Quelques années après, un autre virus fait son apparition : le SIDA. Au début, il est intimement associé à l’homosexualité. Or, aux yeux du Dr Piot, cela ne colle pas. « J’essaie toujours de me placer dans la peau du microbe, raconte-t-il. Je me disais : “Mais pourquoi le virus se soucierait de l’orientation sexuelle de son hôte ? N’est-ce pas, après tout, une invention humaine ?” »
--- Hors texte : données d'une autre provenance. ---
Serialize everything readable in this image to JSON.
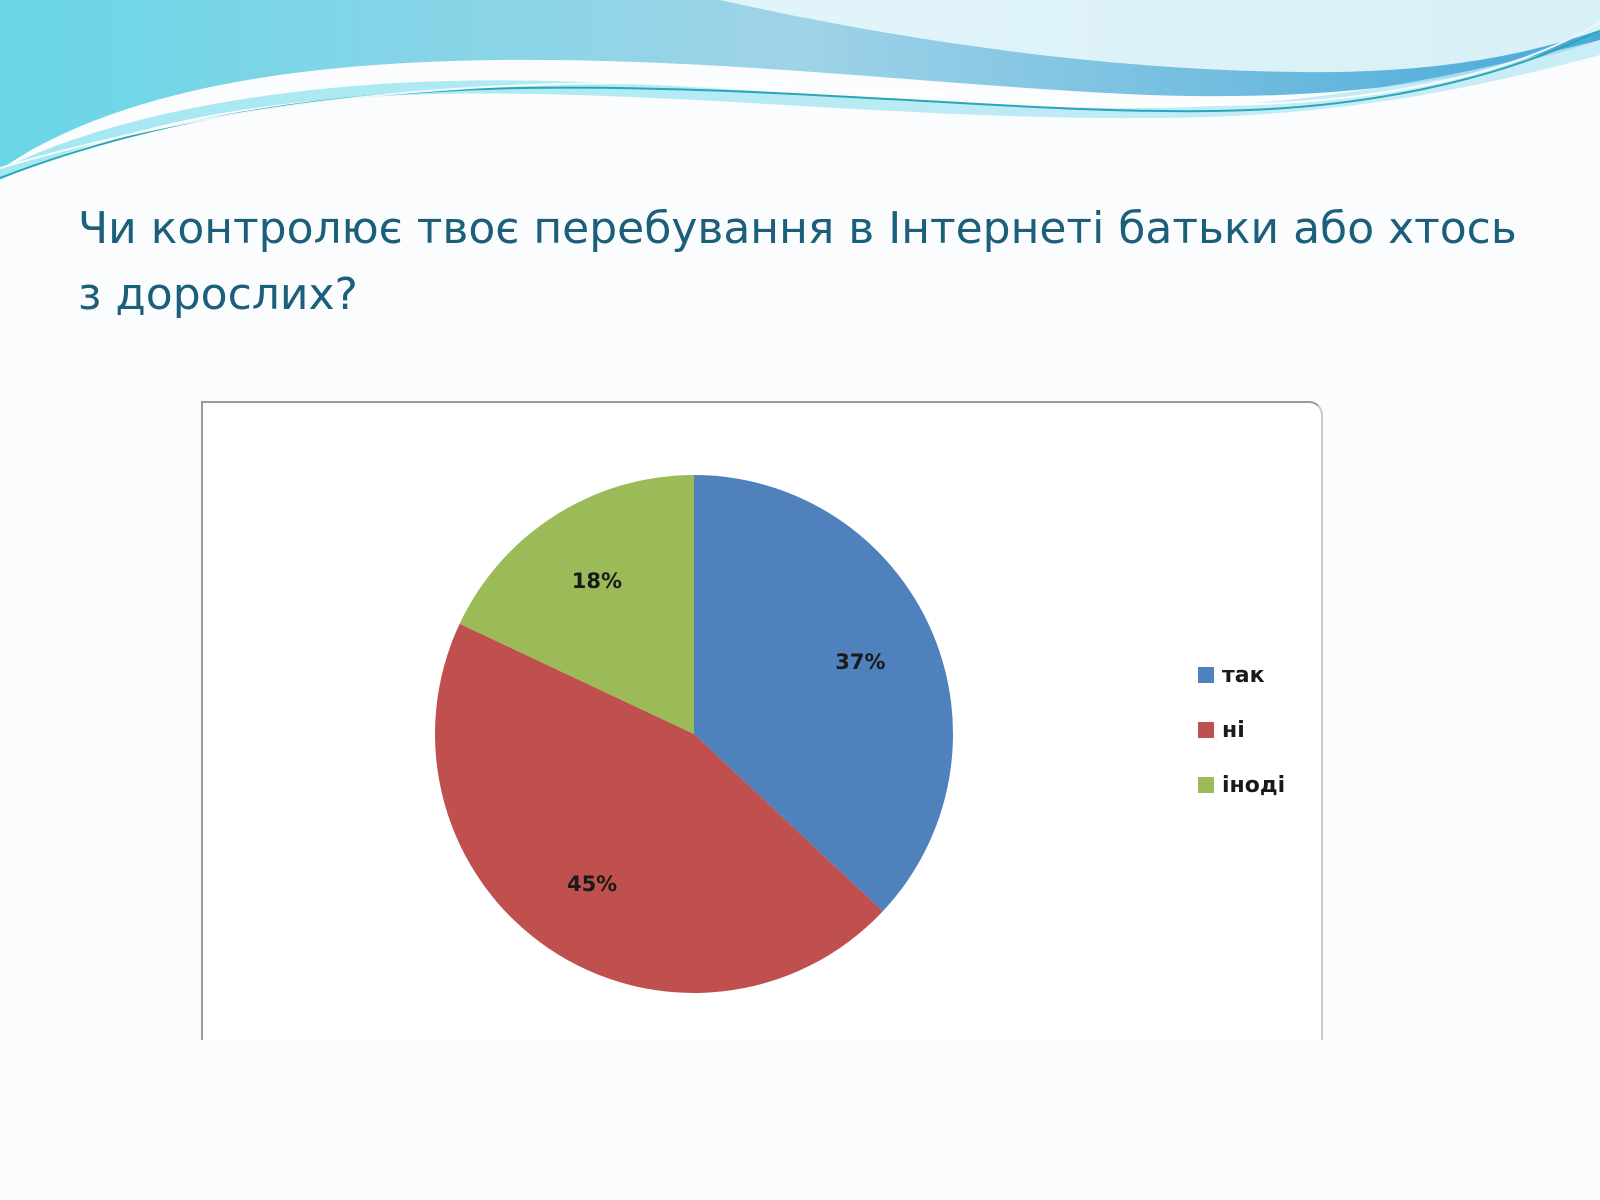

Son instinct ne le trompe pas : la raison d’être d’un virus, c’est de trouver un hôte et de vouloir la vie éternelle. Cette observation réalisée avant l’isolation du VIH a mis du temps à faire son chemin au sein même de la communauté scientifique.

La politique au service de la santé publique

Avance rapide jusqu’en 1996. Cette année-là, l’annonce de la mise en marché du premier traitement antirétroviral est faite à Vancouver. Seul problème : le coût de 14 000 $ US par année. Une somme exorbitante étant donné que 90 % des personnes atteintes porteuses du VIH habitent alors dans des pays pauvres.

Sous l’impulsion de scientifiques comme Dr Piot qui ont mis des questions d’économie et de sécurité à l’avant-plan, s’en suit alors l’arrivée du virus dans l’agenda politique. En 2000, le débat se transporte jusqu’à l’ONU, où le conseil de sécurité en prend conscience.

Peu après, se souvient le Dr Piot, « l’argent a suivi » et la pression sur les pharmaceutiques pour qu’ils abaissent leur prix s’est fait sentir.

De 12 000 $ en 1998, le coût du traitement a fondu jusqu’à 200 $ en 2003. Résultat : alors que 200 000 personnes seulement étaient sous traitement antirétroviral en 1996, on en compte aujourd’hui plus de 15 millions.

Dernière épidémie d’Ebola et leçons

Le chapitre final du récit du Dr Piot a lieu en 2014, lors de l’éclosion d’une épidémie d’Ebola en Afrique de l’Ouest. « Avec trois pays sous dictature, des guerres civiles, une absence de système de santé et une méfiance vis-à-vis des autorités, cela a été une véritable tempête, pour ne pas dire un cocktail mortel », soutient le médecin.

Si la mise en place d’unités de traitement permet de sauver des vies, il aurait néanmoins été important d’agir plus tôt, convient l’expert. La mise au point rapide d’un vaccin par un groupe de chercheurs du Manitoba permet néanmoins d’endiguer le mal et de limiter les dégâts de cette course contre la mort. « On peut changer le cours de l’histoire et d’une épidémie, mais il faut agir vite », conclut-il.